7. Configuración del balance de blancos
Para la reproducción del color del sonido es fundamental hacer el balance de blancos de tu cámara. Este procedimiento debe realizarse siempre antes de tomar una imagen si previamente se ha cambiado la iluminación y/o el objetivo. ¡Cualquier cambio de la iluminación del microscopio cambia los colores! El balance de blancos se debe realizar después de configurar la intensidad de luz y el tiempo de exposición adecuados. Los resultados del balance automático de blancos o de color son en su mayoría menos óptimos que los del bien dirigido procedimiento manual, que consta de tres pasos, como se muestra en la fig. 4. Sigue los consejos de tu programa de fotografía.
Importante
Después de este procedimiento, no se debe cambiar la iluminación ni el objetivo. Si cambia la iluminación ahora, el balance de blancos ya no será apropiado y tendrá que ajustarlo de nuevo.

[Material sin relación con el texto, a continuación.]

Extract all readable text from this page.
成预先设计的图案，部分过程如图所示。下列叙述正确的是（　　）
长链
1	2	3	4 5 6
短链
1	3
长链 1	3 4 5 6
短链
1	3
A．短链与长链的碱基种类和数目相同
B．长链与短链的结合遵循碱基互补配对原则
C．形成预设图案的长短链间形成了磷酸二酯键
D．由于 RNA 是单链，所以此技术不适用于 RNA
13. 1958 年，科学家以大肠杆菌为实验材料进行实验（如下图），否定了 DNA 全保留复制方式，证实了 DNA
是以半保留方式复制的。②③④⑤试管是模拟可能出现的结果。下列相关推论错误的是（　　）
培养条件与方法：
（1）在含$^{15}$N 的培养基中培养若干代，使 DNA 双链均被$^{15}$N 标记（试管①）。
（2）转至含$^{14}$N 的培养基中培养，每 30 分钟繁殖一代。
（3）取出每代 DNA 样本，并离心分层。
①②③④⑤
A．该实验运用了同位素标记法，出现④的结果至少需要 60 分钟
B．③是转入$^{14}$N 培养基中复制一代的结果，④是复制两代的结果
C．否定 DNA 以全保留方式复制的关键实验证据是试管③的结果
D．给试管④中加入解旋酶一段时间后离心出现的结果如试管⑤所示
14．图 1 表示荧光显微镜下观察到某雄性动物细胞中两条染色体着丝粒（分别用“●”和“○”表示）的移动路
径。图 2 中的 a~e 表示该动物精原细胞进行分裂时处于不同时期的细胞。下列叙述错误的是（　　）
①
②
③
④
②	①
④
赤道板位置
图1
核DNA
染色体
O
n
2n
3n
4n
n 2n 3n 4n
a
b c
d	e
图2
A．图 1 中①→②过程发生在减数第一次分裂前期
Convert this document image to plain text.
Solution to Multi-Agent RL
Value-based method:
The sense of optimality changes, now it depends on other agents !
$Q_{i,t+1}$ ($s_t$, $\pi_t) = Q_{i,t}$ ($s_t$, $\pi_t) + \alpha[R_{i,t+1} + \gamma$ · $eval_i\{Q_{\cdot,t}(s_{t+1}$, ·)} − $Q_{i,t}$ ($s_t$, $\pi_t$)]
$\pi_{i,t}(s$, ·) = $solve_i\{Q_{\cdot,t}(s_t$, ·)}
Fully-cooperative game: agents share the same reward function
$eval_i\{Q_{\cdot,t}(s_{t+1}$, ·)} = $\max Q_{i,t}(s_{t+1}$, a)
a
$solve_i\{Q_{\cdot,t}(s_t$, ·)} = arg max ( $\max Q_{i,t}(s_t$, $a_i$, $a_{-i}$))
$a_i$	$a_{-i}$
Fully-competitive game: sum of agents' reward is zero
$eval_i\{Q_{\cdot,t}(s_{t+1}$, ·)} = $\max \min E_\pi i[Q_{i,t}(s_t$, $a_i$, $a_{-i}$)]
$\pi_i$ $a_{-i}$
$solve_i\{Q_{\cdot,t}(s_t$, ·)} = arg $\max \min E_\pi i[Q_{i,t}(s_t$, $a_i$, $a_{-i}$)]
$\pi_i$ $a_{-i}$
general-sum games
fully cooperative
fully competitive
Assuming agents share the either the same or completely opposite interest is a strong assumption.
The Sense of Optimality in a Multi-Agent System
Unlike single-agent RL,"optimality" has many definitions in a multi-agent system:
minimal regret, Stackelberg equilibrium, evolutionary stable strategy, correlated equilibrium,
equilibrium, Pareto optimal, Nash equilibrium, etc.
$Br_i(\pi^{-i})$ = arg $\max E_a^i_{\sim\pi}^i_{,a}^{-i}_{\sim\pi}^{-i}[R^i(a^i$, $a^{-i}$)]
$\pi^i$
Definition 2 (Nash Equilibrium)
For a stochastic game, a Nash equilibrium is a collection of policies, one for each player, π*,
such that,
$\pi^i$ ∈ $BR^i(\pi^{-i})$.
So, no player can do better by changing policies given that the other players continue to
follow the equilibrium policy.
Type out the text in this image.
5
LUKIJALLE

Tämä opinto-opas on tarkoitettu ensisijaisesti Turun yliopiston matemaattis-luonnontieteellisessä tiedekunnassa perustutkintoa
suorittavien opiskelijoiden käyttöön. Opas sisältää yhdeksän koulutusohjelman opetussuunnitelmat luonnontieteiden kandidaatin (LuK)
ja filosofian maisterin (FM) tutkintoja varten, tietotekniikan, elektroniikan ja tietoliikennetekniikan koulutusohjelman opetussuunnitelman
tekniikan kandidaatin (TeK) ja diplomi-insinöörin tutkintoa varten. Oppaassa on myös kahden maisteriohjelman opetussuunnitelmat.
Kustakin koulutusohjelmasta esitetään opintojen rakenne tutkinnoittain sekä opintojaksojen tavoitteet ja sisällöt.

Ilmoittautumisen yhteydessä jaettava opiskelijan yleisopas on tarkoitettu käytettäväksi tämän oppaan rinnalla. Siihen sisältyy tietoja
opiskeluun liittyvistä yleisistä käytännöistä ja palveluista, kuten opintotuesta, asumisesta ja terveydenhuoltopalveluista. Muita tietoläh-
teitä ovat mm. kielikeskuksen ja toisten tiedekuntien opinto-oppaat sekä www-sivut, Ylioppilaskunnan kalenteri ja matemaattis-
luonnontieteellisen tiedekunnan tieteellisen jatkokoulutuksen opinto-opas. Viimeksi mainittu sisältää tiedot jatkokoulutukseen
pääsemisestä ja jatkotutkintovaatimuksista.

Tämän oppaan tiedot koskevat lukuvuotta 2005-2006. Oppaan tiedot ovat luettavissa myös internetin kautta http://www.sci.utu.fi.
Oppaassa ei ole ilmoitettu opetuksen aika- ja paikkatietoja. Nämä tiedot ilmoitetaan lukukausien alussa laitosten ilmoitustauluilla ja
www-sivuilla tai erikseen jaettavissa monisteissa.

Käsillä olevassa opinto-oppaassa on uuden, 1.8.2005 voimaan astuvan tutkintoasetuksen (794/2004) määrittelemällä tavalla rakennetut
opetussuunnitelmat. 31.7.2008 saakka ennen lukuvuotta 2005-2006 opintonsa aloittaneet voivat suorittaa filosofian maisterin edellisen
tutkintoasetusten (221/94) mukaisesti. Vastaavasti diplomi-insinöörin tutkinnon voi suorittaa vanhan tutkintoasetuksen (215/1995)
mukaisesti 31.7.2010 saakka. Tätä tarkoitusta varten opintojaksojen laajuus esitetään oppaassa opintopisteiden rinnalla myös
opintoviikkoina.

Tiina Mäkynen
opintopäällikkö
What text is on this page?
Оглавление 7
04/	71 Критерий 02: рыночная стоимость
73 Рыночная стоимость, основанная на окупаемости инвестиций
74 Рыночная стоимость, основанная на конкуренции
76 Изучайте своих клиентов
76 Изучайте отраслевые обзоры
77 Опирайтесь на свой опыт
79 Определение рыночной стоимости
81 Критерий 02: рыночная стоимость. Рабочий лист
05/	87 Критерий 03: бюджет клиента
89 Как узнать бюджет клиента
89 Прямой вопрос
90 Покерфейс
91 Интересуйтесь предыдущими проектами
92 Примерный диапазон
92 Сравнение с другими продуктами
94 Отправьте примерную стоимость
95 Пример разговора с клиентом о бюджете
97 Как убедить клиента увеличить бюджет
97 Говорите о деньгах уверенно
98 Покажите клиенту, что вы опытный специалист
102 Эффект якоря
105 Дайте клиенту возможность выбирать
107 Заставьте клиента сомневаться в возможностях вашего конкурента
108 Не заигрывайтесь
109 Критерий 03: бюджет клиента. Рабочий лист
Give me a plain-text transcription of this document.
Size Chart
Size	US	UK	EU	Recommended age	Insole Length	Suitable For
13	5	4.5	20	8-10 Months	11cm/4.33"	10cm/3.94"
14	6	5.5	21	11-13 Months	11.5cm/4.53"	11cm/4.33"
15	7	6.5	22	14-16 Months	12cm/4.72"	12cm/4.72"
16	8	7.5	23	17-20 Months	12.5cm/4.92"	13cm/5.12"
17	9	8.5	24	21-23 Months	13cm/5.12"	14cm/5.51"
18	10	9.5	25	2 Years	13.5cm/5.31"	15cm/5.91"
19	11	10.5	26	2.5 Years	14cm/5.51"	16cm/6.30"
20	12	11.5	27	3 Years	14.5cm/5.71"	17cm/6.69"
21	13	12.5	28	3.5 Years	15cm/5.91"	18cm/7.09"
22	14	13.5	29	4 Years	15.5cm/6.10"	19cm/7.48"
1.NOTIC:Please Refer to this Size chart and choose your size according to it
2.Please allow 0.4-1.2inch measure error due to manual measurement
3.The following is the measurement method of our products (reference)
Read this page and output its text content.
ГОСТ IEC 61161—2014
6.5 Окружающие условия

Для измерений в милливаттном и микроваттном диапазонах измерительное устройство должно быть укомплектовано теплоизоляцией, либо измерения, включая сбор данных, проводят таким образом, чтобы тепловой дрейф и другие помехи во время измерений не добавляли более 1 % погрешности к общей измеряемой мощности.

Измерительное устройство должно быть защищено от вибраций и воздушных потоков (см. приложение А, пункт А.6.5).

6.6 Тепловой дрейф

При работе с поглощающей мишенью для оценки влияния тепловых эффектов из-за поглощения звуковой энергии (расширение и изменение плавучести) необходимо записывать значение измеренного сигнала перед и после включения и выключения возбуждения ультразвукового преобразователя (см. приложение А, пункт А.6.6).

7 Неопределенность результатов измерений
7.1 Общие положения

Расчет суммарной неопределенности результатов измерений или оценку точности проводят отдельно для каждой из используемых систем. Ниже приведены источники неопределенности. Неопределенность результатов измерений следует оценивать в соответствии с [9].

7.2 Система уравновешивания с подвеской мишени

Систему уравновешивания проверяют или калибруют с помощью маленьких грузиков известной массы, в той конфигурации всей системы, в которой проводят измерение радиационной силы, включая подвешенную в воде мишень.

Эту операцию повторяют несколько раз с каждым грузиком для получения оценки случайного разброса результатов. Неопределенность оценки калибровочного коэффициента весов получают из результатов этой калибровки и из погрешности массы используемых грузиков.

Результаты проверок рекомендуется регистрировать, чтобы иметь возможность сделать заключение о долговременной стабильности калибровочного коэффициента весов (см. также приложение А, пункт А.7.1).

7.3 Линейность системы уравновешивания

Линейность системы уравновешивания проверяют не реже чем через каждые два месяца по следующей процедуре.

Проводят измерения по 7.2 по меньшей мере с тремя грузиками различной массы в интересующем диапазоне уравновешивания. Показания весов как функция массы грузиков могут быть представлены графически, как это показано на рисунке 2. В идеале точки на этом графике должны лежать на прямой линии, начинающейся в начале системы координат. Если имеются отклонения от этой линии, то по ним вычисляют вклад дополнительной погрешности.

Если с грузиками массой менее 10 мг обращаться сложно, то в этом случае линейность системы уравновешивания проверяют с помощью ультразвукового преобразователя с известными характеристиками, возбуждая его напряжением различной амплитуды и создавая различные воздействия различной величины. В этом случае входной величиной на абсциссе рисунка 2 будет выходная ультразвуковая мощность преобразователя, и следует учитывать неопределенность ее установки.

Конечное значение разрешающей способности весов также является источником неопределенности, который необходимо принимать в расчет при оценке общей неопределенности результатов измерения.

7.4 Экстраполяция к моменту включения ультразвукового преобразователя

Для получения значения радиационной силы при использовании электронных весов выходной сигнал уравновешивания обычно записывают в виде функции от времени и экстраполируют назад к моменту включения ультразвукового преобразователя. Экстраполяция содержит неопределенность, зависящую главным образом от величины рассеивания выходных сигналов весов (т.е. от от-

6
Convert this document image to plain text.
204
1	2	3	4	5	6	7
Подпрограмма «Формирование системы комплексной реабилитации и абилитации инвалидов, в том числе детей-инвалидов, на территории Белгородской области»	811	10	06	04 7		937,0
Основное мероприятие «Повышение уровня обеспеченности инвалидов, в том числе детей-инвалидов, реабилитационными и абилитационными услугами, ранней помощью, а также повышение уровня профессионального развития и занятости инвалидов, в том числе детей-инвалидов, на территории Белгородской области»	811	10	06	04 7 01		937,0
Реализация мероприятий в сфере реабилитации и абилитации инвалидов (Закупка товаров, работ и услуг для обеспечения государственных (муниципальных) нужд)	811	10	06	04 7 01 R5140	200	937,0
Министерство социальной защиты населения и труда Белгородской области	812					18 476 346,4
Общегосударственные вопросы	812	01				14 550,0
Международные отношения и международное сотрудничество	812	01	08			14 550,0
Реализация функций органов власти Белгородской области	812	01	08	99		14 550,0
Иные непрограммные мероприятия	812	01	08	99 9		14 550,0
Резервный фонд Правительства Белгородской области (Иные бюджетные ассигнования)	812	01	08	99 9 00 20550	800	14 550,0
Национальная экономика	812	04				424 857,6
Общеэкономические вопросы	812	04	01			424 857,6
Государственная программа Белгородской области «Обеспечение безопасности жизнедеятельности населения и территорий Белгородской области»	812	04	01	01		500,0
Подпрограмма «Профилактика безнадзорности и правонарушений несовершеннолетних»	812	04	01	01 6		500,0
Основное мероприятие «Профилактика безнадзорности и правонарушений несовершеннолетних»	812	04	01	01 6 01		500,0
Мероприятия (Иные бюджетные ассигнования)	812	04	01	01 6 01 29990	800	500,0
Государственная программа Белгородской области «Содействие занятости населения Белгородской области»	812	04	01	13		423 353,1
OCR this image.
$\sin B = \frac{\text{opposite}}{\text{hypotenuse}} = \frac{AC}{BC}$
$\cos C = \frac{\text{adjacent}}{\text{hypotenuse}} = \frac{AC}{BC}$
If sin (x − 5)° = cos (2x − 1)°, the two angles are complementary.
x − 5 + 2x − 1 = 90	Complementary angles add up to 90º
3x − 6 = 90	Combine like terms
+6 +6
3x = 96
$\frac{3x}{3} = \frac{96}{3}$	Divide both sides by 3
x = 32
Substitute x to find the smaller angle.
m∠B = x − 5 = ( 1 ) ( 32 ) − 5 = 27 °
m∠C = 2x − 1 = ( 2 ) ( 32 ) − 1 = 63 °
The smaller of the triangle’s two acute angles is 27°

8. Corrección de sombreado
La interacción entre los objetos, la iluminación y la cámara a menudo genera sombras significativas en el campo de visión, lo que puede afectar la calidad de la imagen. El sombreado puede deberse a una iluminación no uniforme, una sensibilidad de la cámara no uniforme o incluso suciedad y polvo en las superficies de cristal (lente). Algunos programas de fotografía ofrecen la posibilidad de eliminar estas sombras. La corrección debe hacerse para cada objetivo por separado en ausencia de una diapositiva. La iluminación debe ajustarse hasta que las sombras se hagan evidentes. Luego haga clic en el botón para la corrección de sombras en el menú del programa de fotografía.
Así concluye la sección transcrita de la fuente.